It’s that period of year again, with fall events, pumpkins, and the leaves changing color. For beach volleyball coaches and players, it’s a difficult time. We may enjoy a few more days on the sand, but we know it’s coming to a close, and the sand will soon be covered in snow.
This does not imply we should stop beach training; rather, we must find a strategy to stay in beach form during the winter months. Everyone understands that exercising in the heat demands additional hydration and sunscreen. But what about when it’s cold outside? What extra precautions should we take to ensure our safety and to decrease the risk of injuries?
If you are not bothered by the cold sand and weather, you can still train outside and make the best of the cold season by paying attention to these few guidelines:
Not all volleyball balls are the same. The ball will be constructed differently based on whether you’re playing indoors or on the sand, and the stitching will reflect the need for sand to remain out of the ball in beach volleyball balls or carry further in the air. Not all balls are made equal, so you’ll have to experiment to see which ones perform best with your strategy. Knowing the type of ball used in the arena where you will be playing is beneficial so you can practice with it on your own.
Ensure you do have nice pair of sand socks on hand. If you don’t want to bother with volleyball sand socks, invest in a pair of wetsuit footwear. They should be 5mm thick, not 3, and you may wear a pair of wooly socks inside on particularly frigid days! It’s time to put your shoes on, put your knee pads on, grab your outdoor volleyball ball and get out there. When talent does not work hard, hard effort prevails.
Dry and warm clothes.
Take a good pair of gloves in between training (I don’t enjoy wearing them during training), and have a reusable hand warmer with you for emergencies and rests. Wearing warm, sustainable sneakers is another great solution to keeping fit.

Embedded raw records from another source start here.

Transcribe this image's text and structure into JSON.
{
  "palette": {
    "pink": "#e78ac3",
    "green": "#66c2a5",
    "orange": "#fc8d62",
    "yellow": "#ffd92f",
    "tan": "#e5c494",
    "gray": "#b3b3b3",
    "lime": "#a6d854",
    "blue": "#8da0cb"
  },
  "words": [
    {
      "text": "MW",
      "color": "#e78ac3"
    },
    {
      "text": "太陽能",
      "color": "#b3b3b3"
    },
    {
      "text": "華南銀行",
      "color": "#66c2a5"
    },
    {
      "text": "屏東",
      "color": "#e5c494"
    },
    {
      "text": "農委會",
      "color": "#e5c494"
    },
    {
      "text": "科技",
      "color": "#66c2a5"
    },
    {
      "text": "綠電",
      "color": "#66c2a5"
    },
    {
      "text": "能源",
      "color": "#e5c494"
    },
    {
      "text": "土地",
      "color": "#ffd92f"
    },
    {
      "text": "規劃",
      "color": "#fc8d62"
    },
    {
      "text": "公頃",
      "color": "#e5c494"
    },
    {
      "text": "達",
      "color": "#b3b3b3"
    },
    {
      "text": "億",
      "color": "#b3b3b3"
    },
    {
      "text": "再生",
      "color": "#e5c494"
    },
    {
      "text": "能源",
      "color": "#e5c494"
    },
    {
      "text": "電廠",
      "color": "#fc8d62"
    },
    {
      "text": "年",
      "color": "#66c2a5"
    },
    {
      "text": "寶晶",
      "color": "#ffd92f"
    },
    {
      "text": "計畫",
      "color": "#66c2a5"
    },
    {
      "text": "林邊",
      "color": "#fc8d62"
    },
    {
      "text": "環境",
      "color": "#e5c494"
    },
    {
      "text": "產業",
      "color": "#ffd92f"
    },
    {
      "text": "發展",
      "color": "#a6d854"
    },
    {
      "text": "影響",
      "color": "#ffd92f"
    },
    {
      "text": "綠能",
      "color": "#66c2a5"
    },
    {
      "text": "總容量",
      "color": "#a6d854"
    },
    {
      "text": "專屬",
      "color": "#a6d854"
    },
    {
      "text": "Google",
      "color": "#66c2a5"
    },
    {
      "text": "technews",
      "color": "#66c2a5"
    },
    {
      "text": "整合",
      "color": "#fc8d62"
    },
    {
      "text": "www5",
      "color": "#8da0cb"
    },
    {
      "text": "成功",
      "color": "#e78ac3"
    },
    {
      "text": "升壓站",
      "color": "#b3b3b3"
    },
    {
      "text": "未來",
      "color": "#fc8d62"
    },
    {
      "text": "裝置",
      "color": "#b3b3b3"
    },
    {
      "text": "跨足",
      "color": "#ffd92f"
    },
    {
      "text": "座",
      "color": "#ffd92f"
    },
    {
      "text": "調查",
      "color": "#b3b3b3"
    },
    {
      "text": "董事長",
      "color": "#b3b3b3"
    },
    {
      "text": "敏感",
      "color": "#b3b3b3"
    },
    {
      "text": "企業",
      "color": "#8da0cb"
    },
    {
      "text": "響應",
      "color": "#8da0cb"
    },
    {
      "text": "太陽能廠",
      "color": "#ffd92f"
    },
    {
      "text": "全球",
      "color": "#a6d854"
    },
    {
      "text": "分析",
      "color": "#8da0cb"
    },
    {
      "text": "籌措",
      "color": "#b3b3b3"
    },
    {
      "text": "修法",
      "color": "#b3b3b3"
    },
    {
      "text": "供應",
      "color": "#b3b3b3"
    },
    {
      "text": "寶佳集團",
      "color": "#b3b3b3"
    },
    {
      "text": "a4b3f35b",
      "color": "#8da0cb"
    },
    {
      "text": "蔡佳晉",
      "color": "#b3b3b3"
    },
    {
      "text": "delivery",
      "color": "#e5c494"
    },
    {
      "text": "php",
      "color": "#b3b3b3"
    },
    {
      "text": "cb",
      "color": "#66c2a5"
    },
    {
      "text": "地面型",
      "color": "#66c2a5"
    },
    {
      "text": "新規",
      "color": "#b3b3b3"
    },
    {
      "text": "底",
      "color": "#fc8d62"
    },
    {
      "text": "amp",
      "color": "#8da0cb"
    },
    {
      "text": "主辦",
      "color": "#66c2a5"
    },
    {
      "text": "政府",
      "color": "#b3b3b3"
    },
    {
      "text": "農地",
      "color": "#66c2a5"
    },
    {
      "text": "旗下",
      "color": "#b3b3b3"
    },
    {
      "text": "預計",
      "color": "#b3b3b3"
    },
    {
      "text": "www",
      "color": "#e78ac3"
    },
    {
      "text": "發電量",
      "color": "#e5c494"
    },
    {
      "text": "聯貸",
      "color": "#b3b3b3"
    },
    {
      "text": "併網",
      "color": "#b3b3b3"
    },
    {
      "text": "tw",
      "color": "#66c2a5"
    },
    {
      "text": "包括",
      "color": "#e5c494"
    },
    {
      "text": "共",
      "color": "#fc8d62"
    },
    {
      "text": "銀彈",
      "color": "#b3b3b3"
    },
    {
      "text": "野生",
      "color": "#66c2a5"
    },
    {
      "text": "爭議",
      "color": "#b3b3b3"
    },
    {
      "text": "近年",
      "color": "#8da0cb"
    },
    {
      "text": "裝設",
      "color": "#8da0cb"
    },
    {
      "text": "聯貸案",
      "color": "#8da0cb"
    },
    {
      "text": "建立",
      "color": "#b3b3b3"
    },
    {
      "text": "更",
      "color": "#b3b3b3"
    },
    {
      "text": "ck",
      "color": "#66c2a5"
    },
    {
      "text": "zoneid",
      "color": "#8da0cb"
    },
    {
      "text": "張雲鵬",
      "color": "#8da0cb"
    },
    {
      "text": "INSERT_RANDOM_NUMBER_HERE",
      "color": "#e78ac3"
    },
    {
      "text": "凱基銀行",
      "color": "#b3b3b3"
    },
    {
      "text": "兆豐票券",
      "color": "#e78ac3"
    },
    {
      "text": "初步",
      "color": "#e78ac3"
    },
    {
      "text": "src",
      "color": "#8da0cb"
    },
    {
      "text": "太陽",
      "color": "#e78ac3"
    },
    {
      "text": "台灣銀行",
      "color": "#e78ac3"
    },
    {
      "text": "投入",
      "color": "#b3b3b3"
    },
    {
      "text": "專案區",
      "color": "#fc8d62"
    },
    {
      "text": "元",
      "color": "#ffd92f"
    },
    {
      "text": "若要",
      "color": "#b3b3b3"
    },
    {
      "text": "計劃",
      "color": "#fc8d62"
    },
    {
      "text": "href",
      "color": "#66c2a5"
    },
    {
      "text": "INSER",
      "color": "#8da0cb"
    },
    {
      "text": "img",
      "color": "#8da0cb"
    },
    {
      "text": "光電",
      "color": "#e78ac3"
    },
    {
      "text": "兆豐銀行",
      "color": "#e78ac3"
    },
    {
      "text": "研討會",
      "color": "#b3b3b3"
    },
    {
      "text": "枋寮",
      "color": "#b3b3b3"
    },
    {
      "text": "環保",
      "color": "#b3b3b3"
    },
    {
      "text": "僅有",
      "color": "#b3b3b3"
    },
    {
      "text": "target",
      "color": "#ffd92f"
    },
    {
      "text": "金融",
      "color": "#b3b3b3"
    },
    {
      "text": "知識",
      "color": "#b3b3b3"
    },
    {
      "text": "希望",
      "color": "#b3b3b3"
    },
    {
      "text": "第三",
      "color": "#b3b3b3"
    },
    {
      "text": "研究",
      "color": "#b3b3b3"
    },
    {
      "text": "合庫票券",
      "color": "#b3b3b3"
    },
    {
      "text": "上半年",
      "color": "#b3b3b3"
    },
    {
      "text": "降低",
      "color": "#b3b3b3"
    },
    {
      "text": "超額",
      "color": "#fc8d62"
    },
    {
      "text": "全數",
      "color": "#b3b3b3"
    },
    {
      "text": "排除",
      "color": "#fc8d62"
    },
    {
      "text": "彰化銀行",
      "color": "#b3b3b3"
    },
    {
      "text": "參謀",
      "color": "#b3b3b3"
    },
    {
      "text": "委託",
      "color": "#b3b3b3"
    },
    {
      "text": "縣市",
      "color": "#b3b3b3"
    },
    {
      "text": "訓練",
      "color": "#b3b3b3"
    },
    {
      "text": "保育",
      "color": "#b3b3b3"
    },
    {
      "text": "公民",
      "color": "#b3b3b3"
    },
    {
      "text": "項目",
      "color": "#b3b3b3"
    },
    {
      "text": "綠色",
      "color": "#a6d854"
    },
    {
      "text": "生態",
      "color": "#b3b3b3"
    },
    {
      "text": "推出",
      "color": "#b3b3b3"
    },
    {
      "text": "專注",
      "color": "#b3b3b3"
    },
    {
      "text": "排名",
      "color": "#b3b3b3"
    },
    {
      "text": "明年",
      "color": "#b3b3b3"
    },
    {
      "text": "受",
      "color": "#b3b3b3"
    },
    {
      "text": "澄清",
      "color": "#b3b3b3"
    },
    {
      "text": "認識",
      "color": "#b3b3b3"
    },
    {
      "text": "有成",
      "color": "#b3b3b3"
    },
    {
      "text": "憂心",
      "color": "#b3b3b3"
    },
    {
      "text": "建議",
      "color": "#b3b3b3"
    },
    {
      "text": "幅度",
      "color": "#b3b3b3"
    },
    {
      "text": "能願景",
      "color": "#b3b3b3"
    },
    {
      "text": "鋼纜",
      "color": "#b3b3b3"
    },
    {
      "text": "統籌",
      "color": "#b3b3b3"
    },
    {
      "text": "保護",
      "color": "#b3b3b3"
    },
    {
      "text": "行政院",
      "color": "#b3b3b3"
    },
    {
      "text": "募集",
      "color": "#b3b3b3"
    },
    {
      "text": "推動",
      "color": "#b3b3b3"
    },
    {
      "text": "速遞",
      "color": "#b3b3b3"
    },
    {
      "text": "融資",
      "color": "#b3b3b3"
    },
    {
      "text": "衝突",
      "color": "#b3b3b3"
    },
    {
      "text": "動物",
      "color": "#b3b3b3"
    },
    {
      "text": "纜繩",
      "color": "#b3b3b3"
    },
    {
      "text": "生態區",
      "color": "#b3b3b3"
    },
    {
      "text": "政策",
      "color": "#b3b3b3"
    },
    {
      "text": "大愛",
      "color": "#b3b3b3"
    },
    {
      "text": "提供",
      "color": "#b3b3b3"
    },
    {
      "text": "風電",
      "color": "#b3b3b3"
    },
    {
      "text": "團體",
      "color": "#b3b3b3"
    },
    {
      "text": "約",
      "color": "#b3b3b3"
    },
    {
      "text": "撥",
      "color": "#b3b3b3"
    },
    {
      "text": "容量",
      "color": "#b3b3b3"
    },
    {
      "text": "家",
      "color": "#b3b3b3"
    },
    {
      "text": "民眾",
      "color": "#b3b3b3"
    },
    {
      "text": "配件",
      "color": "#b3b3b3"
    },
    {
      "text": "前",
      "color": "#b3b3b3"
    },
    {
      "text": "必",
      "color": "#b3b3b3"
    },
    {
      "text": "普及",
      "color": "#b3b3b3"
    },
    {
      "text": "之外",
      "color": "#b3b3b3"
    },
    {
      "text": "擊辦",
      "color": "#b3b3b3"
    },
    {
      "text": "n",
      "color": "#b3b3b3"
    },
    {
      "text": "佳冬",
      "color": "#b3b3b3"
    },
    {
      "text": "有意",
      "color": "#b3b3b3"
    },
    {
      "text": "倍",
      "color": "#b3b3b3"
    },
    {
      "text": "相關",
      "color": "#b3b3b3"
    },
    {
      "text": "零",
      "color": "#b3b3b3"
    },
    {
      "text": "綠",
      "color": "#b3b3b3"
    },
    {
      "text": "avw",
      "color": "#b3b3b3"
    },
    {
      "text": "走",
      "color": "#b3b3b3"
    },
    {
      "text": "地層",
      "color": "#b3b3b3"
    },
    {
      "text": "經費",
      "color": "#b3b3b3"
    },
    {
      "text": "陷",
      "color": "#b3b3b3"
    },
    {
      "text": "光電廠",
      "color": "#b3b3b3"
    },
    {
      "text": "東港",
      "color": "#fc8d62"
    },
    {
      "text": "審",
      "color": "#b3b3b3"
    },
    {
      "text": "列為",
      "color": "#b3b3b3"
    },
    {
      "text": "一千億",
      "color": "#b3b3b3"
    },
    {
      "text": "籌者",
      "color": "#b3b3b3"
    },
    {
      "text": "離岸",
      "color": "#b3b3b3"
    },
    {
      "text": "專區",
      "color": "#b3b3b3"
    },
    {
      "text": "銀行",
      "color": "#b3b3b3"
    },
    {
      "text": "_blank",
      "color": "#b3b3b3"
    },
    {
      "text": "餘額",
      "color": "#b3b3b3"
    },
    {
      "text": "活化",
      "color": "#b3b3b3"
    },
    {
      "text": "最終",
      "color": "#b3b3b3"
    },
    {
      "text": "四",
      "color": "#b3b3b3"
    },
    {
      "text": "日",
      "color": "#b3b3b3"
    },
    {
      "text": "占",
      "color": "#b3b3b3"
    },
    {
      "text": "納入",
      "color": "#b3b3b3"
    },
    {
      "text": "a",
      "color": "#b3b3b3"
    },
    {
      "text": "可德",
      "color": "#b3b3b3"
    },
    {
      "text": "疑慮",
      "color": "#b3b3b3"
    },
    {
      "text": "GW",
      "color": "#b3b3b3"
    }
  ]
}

Keep in mind you bring some warm, dry clothing to put on afterward, and consider changing out of soaked clothing as soon as you finish playing. The risk is that your muscles will become cold if you do not dress warmly enough. This can result in severe and unpleasant injuries that can wreck a season, if not a career, in sports.
Carry a warm beverage in a flask or keep a cup on hand in case you need it. After a cold training, delicious hot tea is a fantastic treat. Skip the sugar, this time. However, don’t forget to drink enough water. Many people relate hydration to the summertime, but dehydration may occur in the winter as well. In fact, rapid dehydration affects an increasing number of people.
Simulate a beach game indoors.
You should also prepare for the time when the weather conditions are not great for playing outdoors. Try to simulate a beach volleyball game indoors, and try to make it fun by developing a unique set of competitive workouts which can help any team gain energy and life.
There should never be excuses for anyone to get out there and rock it this winter. Your training shouldn’t stop no matter what.